The market-cap splits reveal much the same.
The Weiss Large-Cap Crypto Index (WLC) finished the week down 1.05%, mirroring the action in the W50 as well as the W50X.
The Weiss Mid-Cap Crypto Index (WMC) traded more in line with the altcoin complex as a whole, rising 3.85% over the seven-day trading week.
We see the most weakness coming out of the small caps, as the Weiss Small-Cap Crypto Index (WSC) shed 4.27% for the week.
It’s quite interesting to see the small caps faring the worst last week because this is the sector least affected by headlines. This tells us that crypto assets are largely trading based on their own internal dynamics.
And, let’s face it: The fundamental reason people flee to crypto is in no way affected by the headlines we’ve been treated to last week — or will be treated to in the hours, days, and weeks to come.

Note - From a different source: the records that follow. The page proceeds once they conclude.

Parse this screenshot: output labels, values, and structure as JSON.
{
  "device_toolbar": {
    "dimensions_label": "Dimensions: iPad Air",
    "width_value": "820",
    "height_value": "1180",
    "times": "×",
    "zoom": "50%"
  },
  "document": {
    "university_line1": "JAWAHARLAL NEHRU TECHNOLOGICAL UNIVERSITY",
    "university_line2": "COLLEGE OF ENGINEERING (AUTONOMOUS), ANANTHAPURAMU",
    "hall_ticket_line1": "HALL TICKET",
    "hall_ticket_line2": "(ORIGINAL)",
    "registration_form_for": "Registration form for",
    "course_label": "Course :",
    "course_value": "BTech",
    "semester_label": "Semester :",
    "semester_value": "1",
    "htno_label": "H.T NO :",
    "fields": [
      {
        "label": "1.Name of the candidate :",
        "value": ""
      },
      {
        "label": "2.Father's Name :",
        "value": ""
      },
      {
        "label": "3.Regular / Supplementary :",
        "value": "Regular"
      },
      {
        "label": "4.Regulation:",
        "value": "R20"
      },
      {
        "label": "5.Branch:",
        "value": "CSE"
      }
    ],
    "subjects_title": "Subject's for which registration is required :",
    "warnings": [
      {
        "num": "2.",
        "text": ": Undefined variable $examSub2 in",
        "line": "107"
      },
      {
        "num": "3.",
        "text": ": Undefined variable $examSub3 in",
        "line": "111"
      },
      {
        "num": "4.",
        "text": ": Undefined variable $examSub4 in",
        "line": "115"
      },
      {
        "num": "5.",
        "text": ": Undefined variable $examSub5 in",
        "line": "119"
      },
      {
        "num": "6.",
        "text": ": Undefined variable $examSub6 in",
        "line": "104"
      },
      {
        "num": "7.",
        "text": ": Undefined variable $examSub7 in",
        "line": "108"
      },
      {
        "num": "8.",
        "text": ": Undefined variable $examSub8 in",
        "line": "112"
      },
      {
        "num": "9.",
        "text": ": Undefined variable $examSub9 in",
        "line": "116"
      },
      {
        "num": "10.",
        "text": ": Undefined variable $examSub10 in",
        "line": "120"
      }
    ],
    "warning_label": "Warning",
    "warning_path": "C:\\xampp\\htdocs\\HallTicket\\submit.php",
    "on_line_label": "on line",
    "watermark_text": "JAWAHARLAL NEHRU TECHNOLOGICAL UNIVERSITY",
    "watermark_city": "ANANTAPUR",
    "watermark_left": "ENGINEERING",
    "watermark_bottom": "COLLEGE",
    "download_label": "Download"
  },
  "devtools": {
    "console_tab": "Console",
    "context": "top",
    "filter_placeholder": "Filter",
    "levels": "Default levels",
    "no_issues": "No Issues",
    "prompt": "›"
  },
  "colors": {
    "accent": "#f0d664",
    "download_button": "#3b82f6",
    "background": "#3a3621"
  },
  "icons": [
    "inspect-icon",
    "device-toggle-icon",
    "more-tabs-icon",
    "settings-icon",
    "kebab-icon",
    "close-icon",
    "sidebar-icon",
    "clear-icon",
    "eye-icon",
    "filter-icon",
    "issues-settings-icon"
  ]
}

Crypto assets are in a long-term bull market because governments have used — and abused — their power of the printing press to try to stave off economic contractions. Not only are reckless money-printing schemes ineffective at creating economic prosperity, the only thing they do cause in the long run is widespread asset-price inflation, increasing economic inequality along the way.
This is as true now as it’s been throughout history.
The political tensions caused by the reckless mismanagement of the economy can be felt the world over, and neither of the men vying for the White House, or the political parties they represent, have any hope — or intention — of stopping these long-term trends.
Crypto is a shelter — perhaps the only viable one — against the monetary insanity that’s taken over the world’s most developed economies.
At the same time, the CFTC and the Department of Justice going after BitMEX — the oldest crypto derivatives exchange — is also a non-event. It’s been known among market participants that BitMEX has been in the crosshairs of US regulators since at least 2019.
Most derivatives exchanges know better than to serve US customers. And virtually all of them have strict “know your customer” requirements to enforce these policies.
From a big-picture perspective, this is damaging for the US-based crypto industry only.
And all it accomplishes is to reinforce yet another trend that has also long been in motion: The crypto industry is unable to thrive in the US and most developers and talent are moving offshore to build their products.
It’s precisely because these two developments only reinforce what we already know to be true: Crypto assets have remained unfazed in the face of what, on the surface, seem like “shocking” events.